Pensioni con quota 103, l’Inps ha emanato una nuova circolare nella giornata di ieri, 22 settembre, nella quale rileva che chi abbia maturato i requisiti di uscita e rinunciato a lasciare il lavoro, ha diritto al bonus in busta paga, con decorrenza dalla prima data utile di aprile scorso e, pertanto, in modalità retroattiva. L’esonero contributivo, che finisce nel cedolino a scelta del lavoratore, decorre quindi dalla prima data utile per la pensione.
Il governo guidato da Giorgia Meloni aveva previsto l’incentivo per rimanere a lavoro, nonostante la maturazione dei requisiti di quota 103, nella legge di Bilancio 2023, provvedimento che aveva istituito la stessa nuova formula di pensione. Al perfezionamento dell’età di 62 anni e di 41 anni di contributi, i lavoratori possono scegliere (fino al 31 dicembre 2023, salvo proroghe per il prossimo anno), di rimanere a lavoro.
Rinunciando a uscire, i dipendenti possono richiedere il cosiddetto “bonus Maroni” che incrementa lo stipendio mediante il versamento dei contributi a carico del lavoratore.
Pensioni quota 103, nuova circolare Inps: per chi rinuncia a uscire dal lavoro, il bonus è retroattivo
Arrivano novità sulle pensioni e sulla quota 103, con annessi gli incentivi per rinunciare ad uscire dal lavoro. Il “bonus Maroni”, ovvero l’incentivo per posticipare il pensionamento dei lavoratori alle dipendenze che abbiano maturato i 62 anni di età e i 41 anni di contributi richiesti per il 2023, è oggetto di nuovi chiarimenti nella circolare dell’Inps numero 82 di ieri, 22 settembre.
Per effetto di quanto chiarisce l’Istituto di previdenza, i lavoratori alle dipendenze che abbiano maturato i parametri della quota 103 possono rinunciare all’accredito dei contributi della quota a proprio carico, inerenti l’assicurazione generale obbligatoria per la vecchiaia, l’invalidità e i superstiti.
Pensioni quota 103, bonus contributivo: ecco come aumentano gli stipendi
Di conseguenza, i datori di lavoro non sono obbligati a versare tali contributi per la quota a carico dei lavoratori (di norma, il 9,19%), limitandosi al pagamento dei soli contributi a proprio carico.
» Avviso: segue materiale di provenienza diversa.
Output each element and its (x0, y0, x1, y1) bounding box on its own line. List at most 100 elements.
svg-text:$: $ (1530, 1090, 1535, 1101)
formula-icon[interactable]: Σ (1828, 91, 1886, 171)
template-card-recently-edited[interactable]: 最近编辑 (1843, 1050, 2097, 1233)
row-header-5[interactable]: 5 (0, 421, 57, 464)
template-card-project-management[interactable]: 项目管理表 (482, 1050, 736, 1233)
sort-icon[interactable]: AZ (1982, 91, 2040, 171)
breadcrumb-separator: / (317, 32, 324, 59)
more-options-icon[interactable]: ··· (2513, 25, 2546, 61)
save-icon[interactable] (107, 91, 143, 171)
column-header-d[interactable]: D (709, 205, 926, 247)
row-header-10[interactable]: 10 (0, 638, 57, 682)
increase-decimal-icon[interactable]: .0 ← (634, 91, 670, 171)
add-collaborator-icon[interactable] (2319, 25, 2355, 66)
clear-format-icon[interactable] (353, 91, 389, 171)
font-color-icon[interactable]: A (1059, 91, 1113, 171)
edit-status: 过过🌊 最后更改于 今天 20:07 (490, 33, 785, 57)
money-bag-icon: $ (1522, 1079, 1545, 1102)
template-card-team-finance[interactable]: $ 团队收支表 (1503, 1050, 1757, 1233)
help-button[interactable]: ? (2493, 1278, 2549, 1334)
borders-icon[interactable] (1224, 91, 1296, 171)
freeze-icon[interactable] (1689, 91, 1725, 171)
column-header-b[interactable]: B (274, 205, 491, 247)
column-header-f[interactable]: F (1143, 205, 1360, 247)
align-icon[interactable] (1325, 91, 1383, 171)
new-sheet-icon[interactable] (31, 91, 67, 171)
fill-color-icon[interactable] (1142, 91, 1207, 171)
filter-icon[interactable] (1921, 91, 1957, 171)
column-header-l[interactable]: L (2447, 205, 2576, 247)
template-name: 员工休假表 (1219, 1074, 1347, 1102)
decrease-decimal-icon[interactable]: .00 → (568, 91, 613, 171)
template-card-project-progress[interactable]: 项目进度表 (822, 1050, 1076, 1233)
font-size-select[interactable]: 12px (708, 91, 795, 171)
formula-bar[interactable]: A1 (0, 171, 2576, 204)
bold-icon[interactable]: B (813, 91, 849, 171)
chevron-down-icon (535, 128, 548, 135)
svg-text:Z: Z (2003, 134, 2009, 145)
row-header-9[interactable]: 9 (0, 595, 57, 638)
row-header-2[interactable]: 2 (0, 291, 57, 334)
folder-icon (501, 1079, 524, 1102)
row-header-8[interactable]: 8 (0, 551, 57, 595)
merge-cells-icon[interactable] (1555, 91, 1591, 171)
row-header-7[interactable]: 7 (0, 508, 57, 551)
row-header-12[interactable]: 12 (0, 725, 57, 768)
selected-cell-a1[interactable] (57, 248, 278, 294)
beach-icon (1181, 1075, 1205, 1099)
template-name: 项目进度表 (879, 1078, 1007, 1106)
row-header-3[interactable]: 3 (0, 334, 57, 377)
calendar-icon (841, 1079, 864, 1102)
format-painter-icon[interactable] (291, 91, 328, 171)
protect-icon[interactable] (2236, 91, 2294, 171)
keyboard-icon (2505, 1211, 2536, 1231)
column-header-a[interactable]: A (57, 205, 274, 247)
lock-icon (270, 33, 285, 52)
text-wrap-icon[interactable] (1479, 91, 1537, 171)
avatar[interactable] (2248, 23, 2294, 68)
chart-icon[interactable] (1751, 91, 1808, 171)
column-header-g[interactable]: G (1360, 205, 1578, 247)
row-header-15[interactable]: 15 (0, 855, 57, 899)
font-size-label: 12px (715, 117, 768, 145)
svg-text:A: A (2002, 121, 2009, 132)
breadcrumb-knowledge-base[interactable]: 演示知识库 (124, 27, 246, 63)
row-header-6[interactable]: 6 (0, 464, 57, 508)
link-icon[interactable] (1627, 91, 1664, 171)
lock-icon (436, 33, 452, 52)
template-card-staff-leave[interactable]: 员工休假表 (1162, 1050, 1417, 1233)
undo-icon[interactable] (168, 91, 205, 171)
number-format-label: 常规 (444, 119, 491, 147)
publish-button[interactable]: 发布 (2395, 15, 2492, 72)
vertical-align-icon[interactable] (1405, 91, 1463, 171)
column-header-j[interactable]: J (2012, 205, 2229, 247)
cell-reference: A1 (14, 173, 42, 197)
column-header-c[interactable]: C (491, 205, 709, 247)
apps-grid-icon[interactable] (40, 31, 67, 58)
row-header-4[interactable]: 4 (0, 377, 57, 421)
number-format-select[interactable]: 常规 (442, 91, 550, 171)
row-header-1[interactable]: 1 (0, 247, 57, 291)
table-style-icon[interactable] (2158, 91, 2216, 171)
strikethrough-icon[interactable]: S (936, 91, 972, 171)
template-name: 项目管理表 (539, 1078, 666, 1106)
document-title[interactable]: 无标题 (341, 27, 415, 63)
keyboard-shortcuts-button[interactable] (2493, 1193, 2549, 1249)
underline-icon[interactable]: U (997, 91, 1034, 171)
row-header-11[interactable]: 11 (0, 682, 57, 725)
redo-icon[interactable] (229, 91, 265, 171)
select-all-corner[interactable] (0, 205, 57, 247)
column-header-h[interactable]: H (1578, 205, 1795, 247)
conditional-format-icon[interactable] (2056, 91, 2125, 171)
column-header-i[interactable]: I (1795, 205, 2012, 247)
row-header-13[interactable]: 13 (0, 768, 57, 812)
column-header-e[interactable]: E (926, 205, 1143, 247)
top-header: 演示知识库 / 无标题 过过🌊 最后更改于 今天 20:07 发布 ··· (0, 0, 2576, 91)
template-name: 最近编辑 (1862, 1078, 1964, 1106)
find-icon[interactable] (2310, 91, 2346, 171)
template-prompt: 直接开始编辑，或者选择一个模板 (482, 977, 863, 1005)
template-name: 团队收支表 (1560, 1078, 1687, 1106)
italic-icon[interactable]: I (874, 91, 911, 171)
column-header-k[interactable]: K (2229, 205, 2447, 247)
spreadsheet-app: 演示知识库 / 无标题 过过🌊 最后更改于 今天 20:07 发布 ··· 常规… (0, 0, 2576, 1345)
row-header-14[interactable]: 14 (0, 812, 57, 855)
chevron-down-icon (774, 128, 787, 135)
I datori di lavoro, pertanto, sono sollevati dall’obbligo di versamento dei contributi a partire dalla prima data di decorrenza della pensione che può coincidere con la mensilità di aprile 2023. Di conseguenza, i datori di lavoro possono procedere a versare interamente la quota di contributi al lavoratore dipendente anziché effettuare il pagamento all’Istituto di previdenza.
Versamento contributi per chi sceglie di rimanere a lavoro, come funziona?
La quota dei contributi a carico del lavoratore va ad aumentare l’importo netto in busta paga mensile. Considerando che questo beneficio poteva essere richiesto a partire dal 1° aprile scorso, i dipendenti che abbiano inoltrato l’istanza di rinuncia dell’accredito dei contributi entro la fine dello scorso mese di luglio – avendo maturato i requisiti della quota 103 – possono richiedere che la rinuncia stessa produca gli effetti già da aprile scorso, ovvero dalla prima decorrenza utile delle pensioni a quota 103. Nei rimanenti casi, gli effetti della rinuncia fanno riferimento al primo giorno del mese susseguente a quello della domanda.
Pertanto, nei confronti del lavoratore che abbia rinunciato ad andare in pensione con quota 103, il datore di lavoro deve versare i contributi a proprio carico e non la quota contributiva spettante al lavoratore. Quest’ultimo avrà una riduzione dei contributi versati e un aumento dell’importo netto della busta paga, nonché un incremento dell’imponibile fiscale.